Personal authority is an inefficient (if not immoral) and unstable way to run a modern society, for outcomes are too dependent on individuals - we want the processes of governance to be automatic.
Note the close etymological relationship between autonomy and automatic - one suggesting freedom and the other suggesting mechanical uniformity.
In contrast, the liberal citizen doesn’t submit to authority - they’re equals after all. Instead, they voluntarily accede to the order of power, digesting it and making it their own. That voluntary accession is far more robust, manufacturing consent at a scale that can’t be done through submission.
I was noticing the power of voluntary consent earlier today when I was in a Zoom call with some people in the USDA (US Department of Agriculture - don’t ask me why). The mid-level bureaucrats in the call were uniformly bright, articulate, well informed and their command over the facts and arguments would have been perfectly at home in an academic seminar. I am guessing many of them had advanced degrees, if not PhDs.
It’s precisely because autonomy and ownership are so prized that being stuck in a ‘bullshit job’ is considered an emptying out of one’s existence.
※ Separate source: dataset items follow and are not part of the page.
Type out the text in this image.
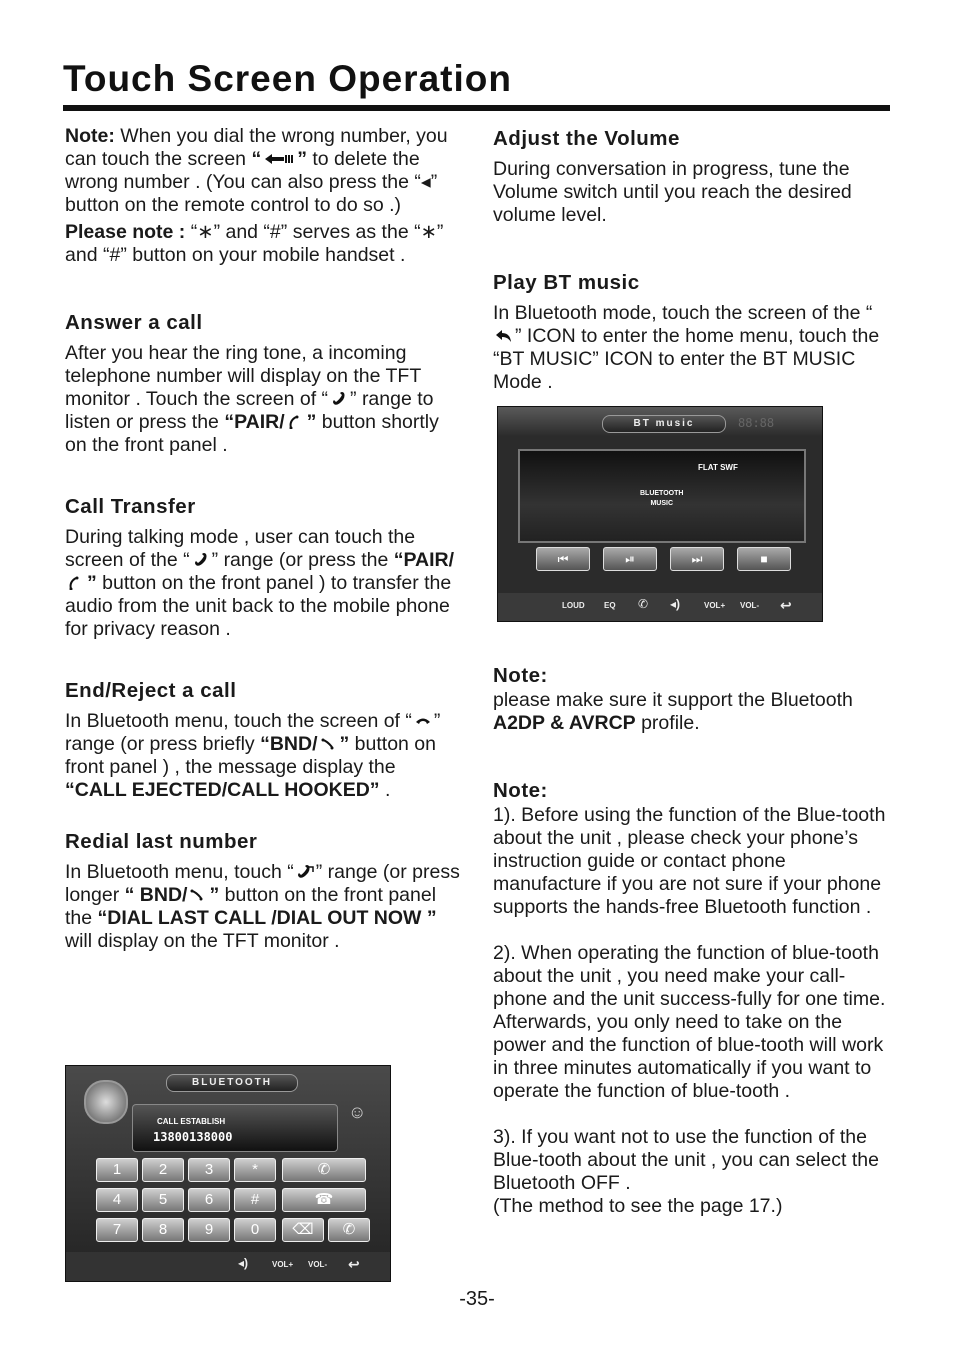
Touch Screen Operation

Note: When you dial the wrong number, you can touch the screen “ ” to delete the wrong number . (You can also press the “◂” button on the remote control to do so .)

Please note : “∗” and “#” serves as the “∗” and “#” button on your mobile handset .

Answer a call

After you hear the ring tone, a incoming telephone number will display on the TFT monitor . Touch the screen of “ ” range to listen or press the “PAIR/ ” button shortly on the front panel .

Call Transfer

During talking mode , user can touch the screen of the “ ” range (or press the “PAIR/
” button on the front panel ) to transfer the audio from the unit back to the mobile phone for privacy reason .

End/Reject a call

In Bluetooth menu, touch the screen of “ ” range (or press briefly “BND/ ” button on front panel ) , the message display the
“CALL EJECTED/CALL HOOKED” .

Redial last number

In Bluetooth menu, touch “ ” range (or press longer “ BND/ ” button on the front panel the “DIAL LAST CALL /DIAL OUT NOW ” will display on the TFT monitor .

Adjust the Volume

During conversation in progress, tune the Volume switch until you reach the desired volume level.

Play BT music

In Bluetooth mode, touch the screen of the “
” ICON to enter the home menu, touch the “BT MUSIC” ICON to enter the BT MUSIC Mode .

Note:

please make sure it support the Bluetooth A2DP & AVRCP profile.

Note:

1). Before using the function of the Blue-tooth about the unit , please check your phone’s instruction guide or contact phone manufacture if you are not sure if your phone supports the hands-free Bluetooth function .

2). When operating the function of blue-tooth about the unit , you need make your call-phone and the unit success-fully for one time. Afterwards, you only need to take on the power and the function of blue-tooth will work in three minutes automatically if you want to operate the function of blue-tooth .

3). If you want not to use the function of the Blue-tooth about the unit , you can select the Bluetooth OFF .

(The method to see the page 17.)

BT music	88:88
FLAT SWF
BLUETOOTH
MUSIC
⏮	⏯	⏭	■
LOUD EQ ✆ ◂)	VOL+ VOL- ↩
BLUETOOTH
☺
CALL ESTABLISH
13800138000
1	2	3	*	✆
4	5	6	#	☎
7	8	9	0	⌫	✆
◂)	VOL+ VOL- ↩
-35-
Comparing the technical and professional competence of the USDA bureaucrats with its lack that I would expect in their Indian counterparts, it struck me how each one of them represented themselves as autonomous individuals and were treated by others as such - even the one undersecretary in the call deferred to the opinion of the far more junior person in their domain of expertise.
And yet, every single one of them was a spokesperson for a neoliberal, market driven approach to food systems. Conformity with person ownership of what one conforms to is that much more powerful than conformity driven by my being the inferior of the person who’s demanding I conform.
The modern technologies of the self - education, socialization, promotions and paychecks are a vast and subtle machinery of control and autonomy. Here’s another way of saying the same thing: the control apparatus of advertising & propaganda aren’t a perversion of freedom; instead our idea of freedom makes sense only when it’s being actively shaped by the forces of control.
Just as representative democracy makes sense only when there’s a party apparatus (which is controlled by elites, corporations etc) which decides who gets to stand for election. The architecture of this system showcases autonomy in the foreground while there’s control in the background. No conspiracy needed.
I will end with two core questions:
What are the various points of tension between freedom and control in the absence of divine authority or a hierarchical society?
How can the state or other social institutions help us see people as people? Can our ontological essence as ‘human beings’ be revealed by the state?